Homeowners on tracker mortgages should hold onto their trackers as these are still among the cheapest mortgages around - and so, you're very unlikely to save money by switching from a tracker to an LTV mortgage.

Inertia costs money

You don't have to move lender to get a cheaper mortgage. All of the lenders offer LTV mortgages now, though your lender's LTV mortgage may not be as cheap as that offered by another bank.

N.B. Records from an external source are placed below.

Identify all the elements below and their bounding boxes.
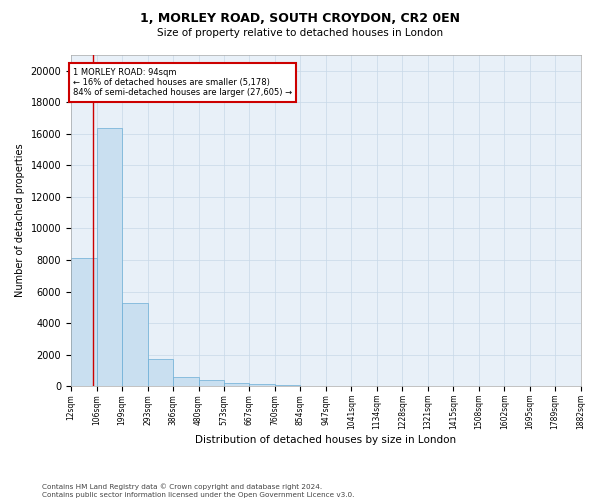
Bar — [199, 380, 224, 386]
Text: 1 MORLEY ROAD: 94sqm
← 16% of detached houses are smaller (5,178)
84% of semi-de: 1 MORLEY ROAD: 94sqm ← 16% of detached h… — [73, 68, 292, 98]
Text: 1, MORLEY ROAD, SOUTH CROYDON, CR2 0EN: 1, MORLEY ROAD, SOUTH CROYDON, CR2 0EN — [140, 12, 460, 26]
Bar — [275, 385, 301, 386]
Bar — [97, 128, 122, 386]
Bar — [148, 358, 173, 386]
Bar — [122, 302, 148, 386]
Text: Contains HM Land Registry data © Crown copyright and database right 2024.
Contai: Contains HM Land Registry data © Crown c… — [42, 484, 355, 498]
Bar — [71, 258, 97, 386]
Text: Size of property relative to detached houses in London: Size of property relative to detached ho… — [157, 28, 443, 38]
Y-axis label: Number of detached properties: Number of detached properties — [15, 144, 25, 298]
Bar — [224, 384, 250, 386]
X-axis label: Distribution of detached houses by size in London: Distribution of detached houses by size … — [195, 435, 457, 445]
Bar — [173, 377, 199, 386]
Bar — [250, 384, 275, 386]
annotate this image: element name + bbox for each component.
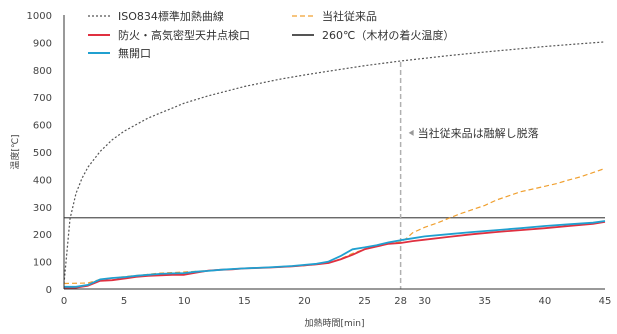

"Talk to your lender and see what it's prepared to offer," said Dowling. "No bank wants to lose an existing customer. Anyone who has taken out a mortgage from 2008 onwards and who is either on a SVR or a fixed rate should save some money by moving to an LTV mortgage. Even a saving of €50 a month on your mortgage repayments is worth it. Customer inertia is the biggest weapon the banks have."

 

 

Ins & outs of cheaper LTV mortgages

 

HOW DO I GET A CHEAPER LTV MORTGAGE?

Tell your existing lender that you believe you qualify for a cheaper mortgage as a result of an uplift in the value of your home — and ask it what’s the best interest rate you qualify for. You may need to arrange a valuation to prove your case and this will typically cost about €150. Permanent TSB covers the cost of such a valuation — though most banks require you to pay for it yourself. However, a few banks, including Ulster Bank, make an assessment of the value of your property — based on other similar properties in your area. Should you be happy with that assessment, you don’t need to arrange a valuation. You don’t need to apply for a mortgage again to move to a cheaper mortgage with your existing lender. AIB, Haven and Finance Ireland offer the cheapest variable loan-to-value (LTV) mortgage (interest rate of 2.75pc for those borrowing up to half of the value of their home). You can get an LTV rate of 2.95pc from AIB or Haven if borrowing between 50pc and 80pc of the value of your home; or from Finance Ireland if borrowing between 50pc and 60pc. At 3.0pc, KBC offers the third-cheapest variable LTV mortgage — for those borrowing up to 60pc of the value of their home (as long as the borrower has a current account with the bank) while Ulster Bank is the fourth-cheapest, with an interest rate of 3.1pc for a loan-to-value ratio of up to 60pc (as long as borrower qualifies for its loyalty rate).

 

WHAT IF I’M IN MORTGAGE ARREARS?

You should still be able to move to a cheaper LTV mortgage with your existing lender if you’re in mortgage arrears. You’re unlikely to be able to take up another lender’s LTV offer though.

 

WHAT IF I’M ON A FIXED MORTGAGE?

You will usually be hit with a breakage fee if you move from a fixed mortgage to a cheaper one. These breakage fees can be huge and could eat up a big chunk of the savings you’ll make by moving to the cheaper mortgage. So it may be wiser to wait until your fixed term is up.

 

MUST I MOVE LENDER?

You may need to switch lender to maximise the savings you can make on an LTV mortgage — if your existing bank doesn’t offer you a good deal. When switching lender, you must apply for a new mortgage — which will involve the new bank inspecting your current account statements, savings and so on. You will usually struggle to switch to another lender if you are in mortgage arrears or negative equity. It will typically cost about €1,200 in legal and valuation costs to move to another lender. “All of the switching incentives offered by lenders cover that cost,” said Michael Dowling of Dowling Financial. AIB and Haven for example offer €2,000 to cover switching costs; KBC offers €3,000.